Originally published September 19, 2006 at 12:00 AM | Page modified September 19, 2006 at 11:44 AM
Fumes cause big scare for space station's crew
An oxygen generator on the international space station overheated and spilled a toxic irritant Monday, forcing the three-man crew to don...
The Associated Press
HOUSTON — An oxygen generator on the international space station overheated and spilled a toxic irritant Monday, forcing the three-man crew to don masks and gloves in the first emergency ever declared aboard the 8-year-old station.
NASA said the crew members' lives were never in danger. They cleaned up the spill with towels, and a charcoal filter scrubbed the irritant out of the air. Within a couple of hours, life aboard the station 220 miles above Earth was nearly back to normal.
But it was the biggest scare this smooth-running space station has had.
Although it paled in comparison to two fires and a collision on two previous Russian space stations and the nearly fatal explosion on Apollo 13, the incident served as a reminder of how life-and-death emergencies can come out of nowhere. It is why an emergency space capsule is always parked at the station in case of a sudden order to abandon ship.
NASA never came close to ordering the crew to leave, space station program manager Mike Suffredini said.
The astronauts sounded an alarm after the equipment began smoking and turned off the ventilation system to avoid spreading any fumes from leaking drops of potassium hydroxide, which is used to power batteries.
Monitors showed that the cabin air was safe. "It was just an irritant issue," NASA spokesman James Hartsfield said. "The crew did exactly the right things they were trained to do."
It was the type of problem that is always in the back of crew members' minds, said former astronaut Jerry Linenger, who was aboard the Russian space station Mir during a 1997 fire and frequent antifreeze leaks that gave that old station a gas-station-like smell.
Fumes are one of the low-level risks that wear on astronauts, Linenger said. "You realize you are in a closed ecosystem and you're breathing it.
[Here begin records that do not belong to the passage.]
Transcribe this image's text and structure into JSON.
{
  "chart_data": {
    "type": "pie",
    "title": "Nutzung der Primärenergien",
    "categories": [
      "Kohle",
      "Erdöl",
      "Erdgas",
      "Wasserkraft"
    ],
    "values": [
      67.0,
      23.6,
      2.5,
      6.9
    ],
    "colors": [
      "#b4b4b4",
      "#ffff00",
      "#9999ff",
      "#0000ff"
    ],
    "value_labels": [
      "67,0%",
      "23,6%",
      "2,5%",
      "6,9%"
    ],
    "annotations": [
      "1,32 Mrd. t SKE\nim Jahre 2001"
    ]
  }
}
It's kind of in the back of your mind and it's hard to get out of the back of your mind. ... You're thinking this is not good."
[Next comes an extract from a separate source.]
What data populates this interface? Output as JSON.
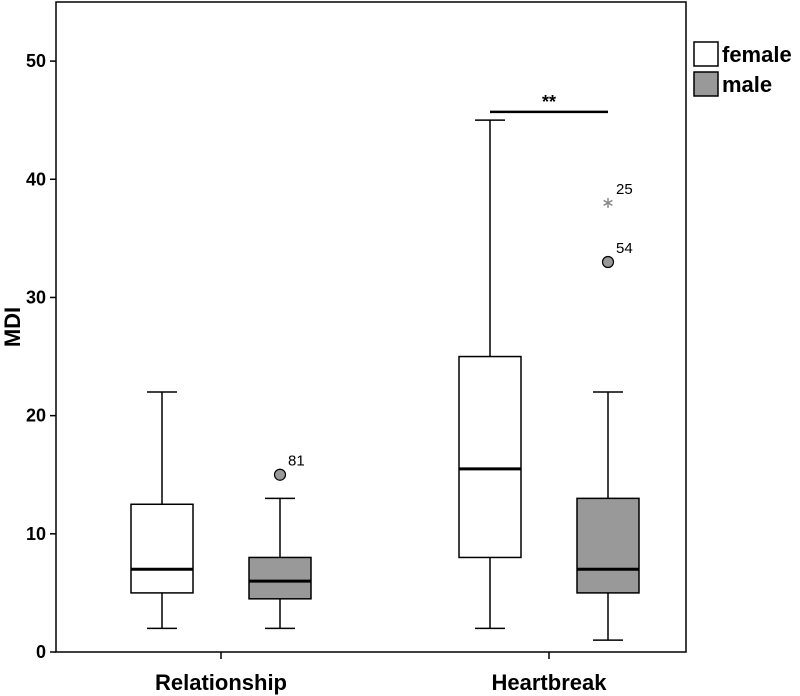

The problem originated in a Russian oxygen generating machine, called an Elektron, that had been shut off for nine days while the space shuttle Atlantis was docked to the station. At about 1 a.m. PDT Monday, Russian flight controllers asked that the device be turned back on. It shut itself down and would not restart.
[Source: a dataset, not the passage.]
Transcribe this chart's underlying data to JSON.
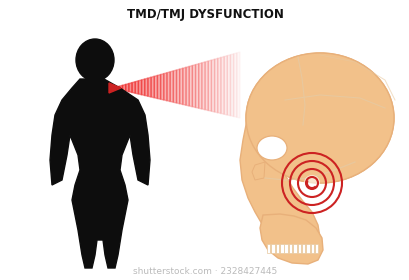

Three hours later, Moscow ordered station commander Pavel Vinogradov to try again. A part of the machine that holds liquids overheated. It melted through a rubber seal, produced puffs of smoke, a bad smell and the release of the irritating chemical, according to NASA.
"The Elektron is a very fragile thing," Vinogradov later told Moscow. "It was extremely hot. ... I decided to turn it off."
The space station has plenty of oxygen, another Elektron and other means of getting oxygen, so air will not be a problem, Suffredini said.